2016 finalleri de bir açıdan bakınca bir takımın diğerini domine etmesiyle geçiyor. Bir farkla. Takımlar seriyi domine edemiyor. Teker teker maçları domine ediyor.

3-3’e gelene kadar Golden State sırasıyla kazandığı 1., 2., 4. maçlarda 15, 33 ve 11 sayı fark yakaladı. Ortalama 19.7 sayı fark attı. Cleveland ise kazandığı 3., 5., ve 6. maçlarda 30, 14 ve 15 sayı farkı buldu yani. 19.7 sayı…

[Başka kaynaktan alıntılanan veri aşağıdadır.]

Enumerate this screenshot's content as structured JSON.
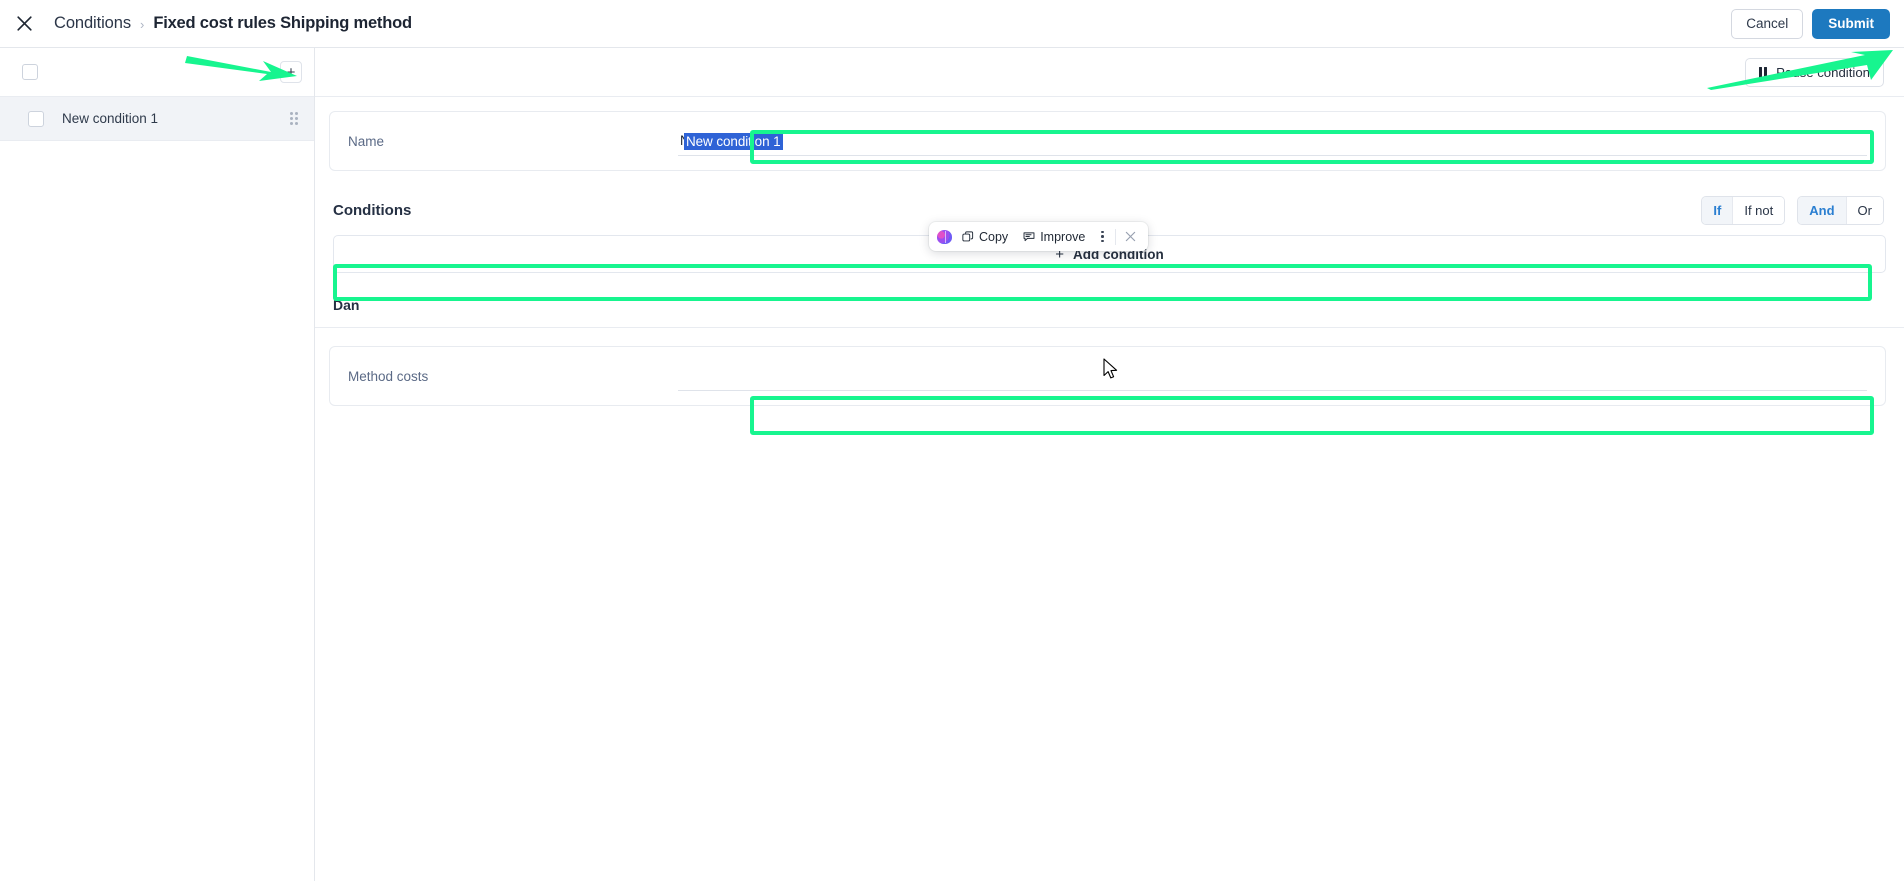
{
  "topbar": {
    "close_icon": "close-icon",
    "breadcrumb": {
      "root": "Conditions",
      "separator": "›",
      "current": "Fixed cost rules Shipping method"
    },
    "cancel_label": "Cancel",
    "submit_label": "Submit",
    "submit_color": "#1d79bf"
  },
  "sidebar": {
    "select_all_checkbox": "",
    "add_button_label": "+",
    "rows": [
      {
        "label": "New condition 1",
        "checked": false,
        "selected": true
      }
    ]
  },
  "main": {
    "pause_button_label": "Pause condition",
    "name_field": {
      "label": "Name",
      "value": "New condition 1",
      "selected_text": "New condition 1",
      "selection_color": "#2f63d6"
    },
    "conditions": {
      "title": "Conditions",
      "segment_if": [
        {
          "label": "If",
          "active": true
        },
        {
          "label": "If not",
          "active": false
        }
      ],
      "segment_join": [
        {
          "label": "And",
          "active": true
        },
        {
          "label": "Or",
          "active": false
        }
      ],
      "add_condition_label": "Add condition",
      "add_condition_plus": "+"
    },
    "section_title": "Dan",
    "method_costs_field": {
      "label": "Method costs",
      "value": "",
      "placeholder": ""
    }
  },
  "ai_toolbar": {
    "brain_icon": "ai-brain-icon",
    "copy_label": "Copy",
    "improve_label": "Improve",
    "more_icon": "kebab-menu-icon",
    "close_icon": "close-icon"
  },
  "annotations": {
    "highlight_color": "#17f58f",
    "boxes": [
      "name-input",
      "add-condition-button",
      "method-costs-input"
    ],
    "arrows": [
      "arrow-to-add-button",
      "arrow-to-submit-button"
    ]
  }
}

İlginç değil mi? İki takımın da birbirlerine attıkları sayı farkı toplamı 59. Onlarca yıllık NBA finallerini tek tek araştırma çılgınlığına girmedim ama sanırım böyle bir final serisi daha önce olmamıştır. Bu açıdan bakınca, eşsiz bir mücadele izliyoruz.

Hiçbir maçın son dakikalarda belirlenmediği bu seride bir takım bir gün çok çok iyiyken ertesi gün nasıl oluyor da sanki parkeye çıkmamış gibi oynuyor… Final serisini izledikçe her maçta bu sorunun cevabını arar oldum. Ve sanırım bir noktaya vardım.

Ritim. Golden State ve Cleveland çok farklı basketbol tarzlarıyla başarılı oldular. GSW, “en iyi hücum erken hücum” felsefesini şiar edinmişken, Cavs hücumlarında illa ki Lebron-Irwing ikilisini arıyor. Hangi oyun tarzı, o maçta “formdaysa” o günü mutlak olarak domine ediyor. Ve karşımıza çok nadir görebileceğimiz bir sonuç çıkıyor. Takımların kendi oyunlarıyla ritim bulması tam da bu nedenle çok önemli. Çünkü bir takım ritim tutturunca sadece hücumu domine etmiyor. Savunmada da rakibin tüm oyun planını bozabilecek fırsatları daha çok yaratabiliyor.

Oyunculara da kısa kısa göz atarak kendimizi 7. maçın heyecanına bırakalım.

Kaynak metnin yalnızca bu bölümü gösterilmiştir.